Article III of the U.S. Constitution requires that a plaintiff have suffered a concrete, particularized injury before they have standing in a federal court. For more on the Supreme Court’s fairly restrictive view of injury in fact, see Transunion LLC v. Ramirez, in which the Court held that asserting a statutory violation of the Fair Credit Reporting Act did not itself constitute an injury under Article III. In the Raw Story Media decision, Judge McMahon applied that reasoning to the violation of the DMCA’s removal of copyright management information from copies of copyrighted works. The removal of CMI did not have a “close historical or common-law analogue for their asserted injury.” Plaintiffs needed to allege something more, such as the dissemination of the altered copies to the public. Removal absent dissemination was simply not enough for an Article III injury.

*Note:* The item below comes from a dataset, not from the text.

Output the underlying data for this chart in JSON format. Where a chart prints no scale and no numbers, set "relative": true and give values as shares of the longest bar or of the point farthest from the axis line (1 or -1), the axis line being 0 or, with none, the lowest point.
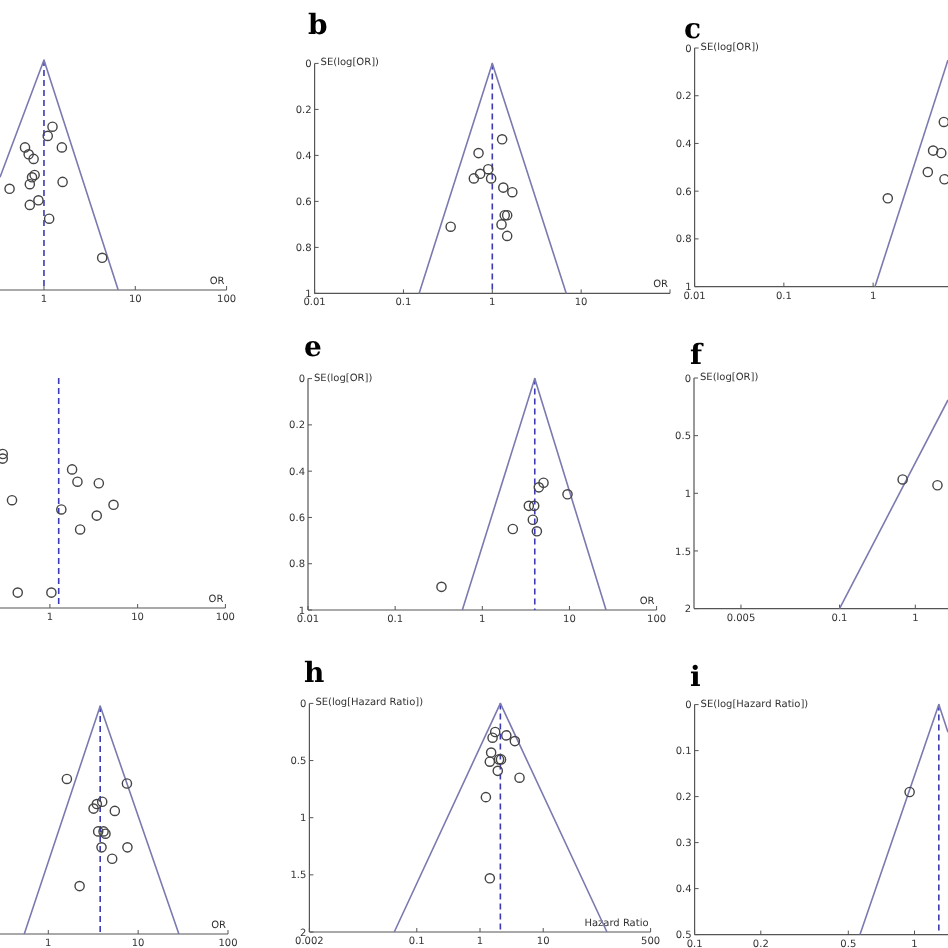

Eleven Labs even goes to the lengths of seeking attorneys’ fees from the plaintiff under N.Y. law’s Anti-SLAPP. According to Eleven Labs, “a defendant in an action involving ‘public … participation’ “shall” be awarded its “costs and attorney’s fees” upon a demonstration that the action “was commenced or continued without a substantial basis in fact and law.” N.Y. Civ. R. L. § 70-a(1).